The remaining two 8 bytes for this particular block are "F4 16 00 00 C4 35 02 00".
We can see that these seem to represent the 2 4-byte words "F4 16 00 00" and "C4 35 02 00" (or 16F4 and 235C4 as numbers).
As I already mentioned in the first episode, there are typically two pieces of information (besides the name) that you need to refer to a file:
Its size and its location inside the file.
To find out which is which, we'll use a little trick: The FILE entry that we are currently looking at is the second in the file, so we'll compare it to the first one and see what values it has:
These values are 0 and again 16F4. 0 would be weird for a file size, so we assume it's an offset inside the DATA section.
Finally we have to understand what all these blocks are about. First we have DIR entries. It would make sense if these entered directories.
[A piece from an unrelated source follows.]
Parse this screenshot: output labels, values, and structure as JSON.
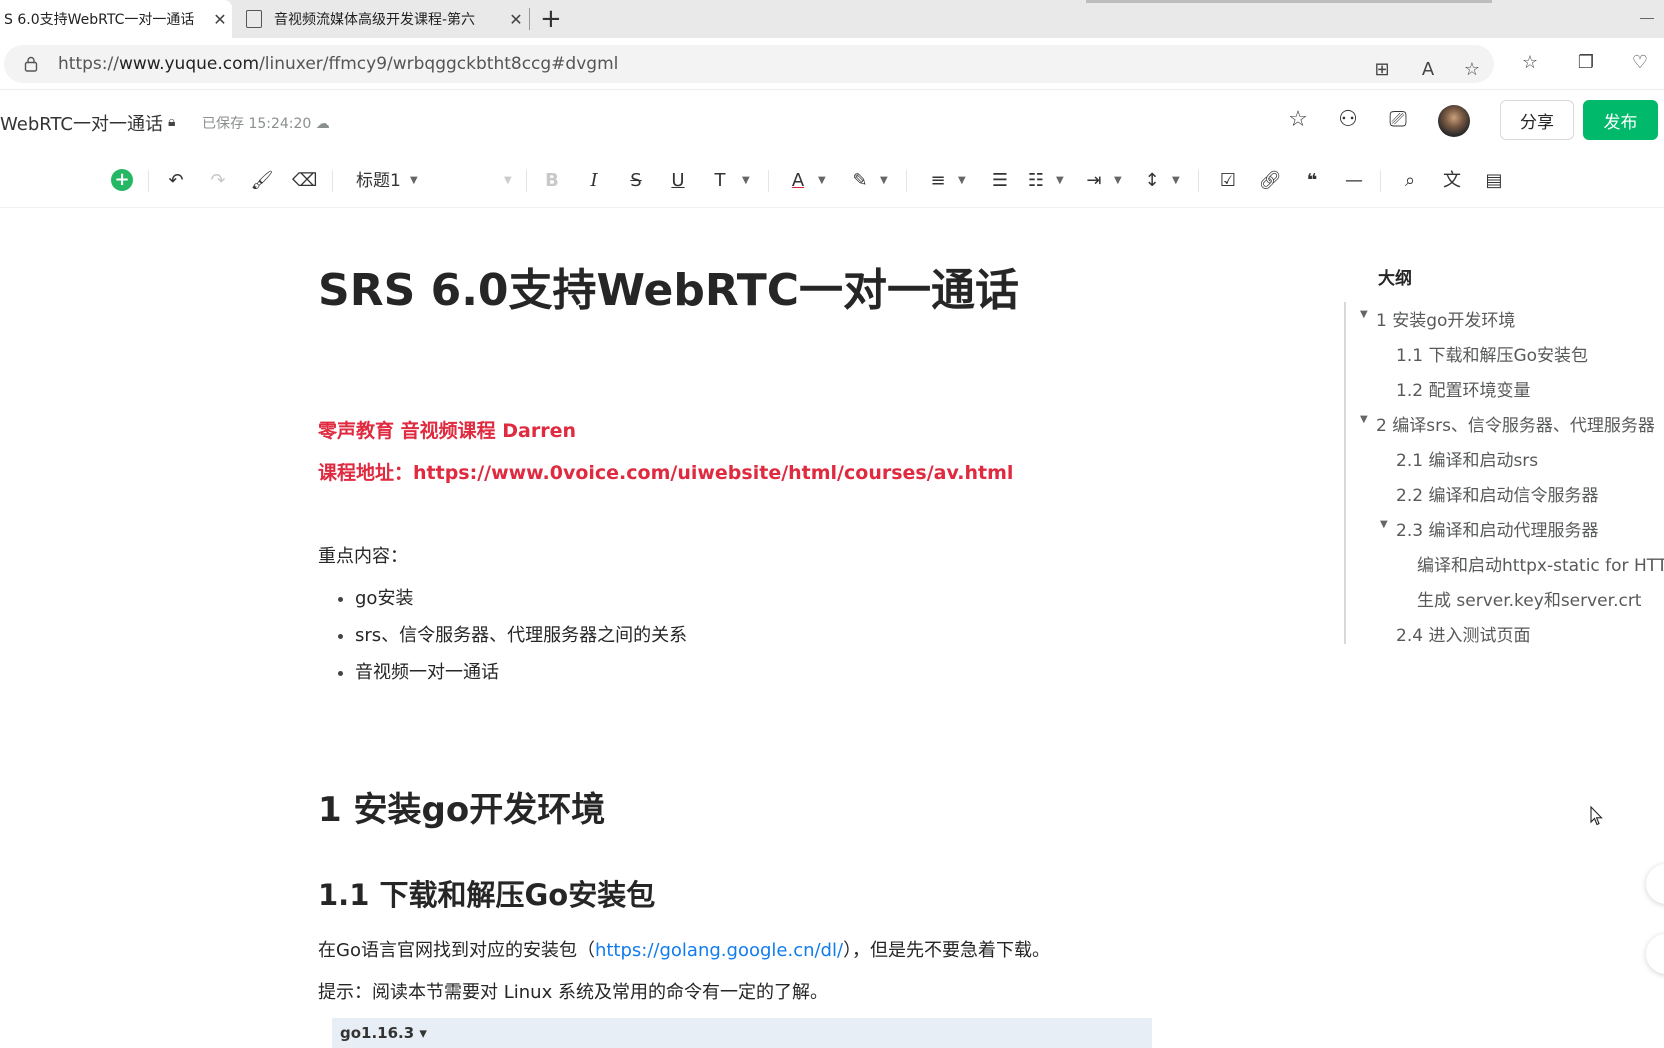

FILE entries seem to indicate that a file has to be put inside the directory. Following this logic, DEND must be Directory End, so it tells us to leave the current directy and go one step back in our folder hierarchy.
This leaves us with the following structure for our NPK file:
- 0KNP [4byte length of block (=4)] [4byte DATA offset]
- [List of blocks of the following types that ends at DATA offset:
- _RID [4byte length of block] [2byte length of name] [directory name]
- ELIF [4byte length of block] [4byte offset inside DATA] [4byte length of file] [2byte length of name] [file name]
- DNED [4byte length of block (=0)]]
- ATAD [4byte length of block] [raw data]
Coding all this in a program and extracting the files results in a nice folder structure filled with all sorts of files.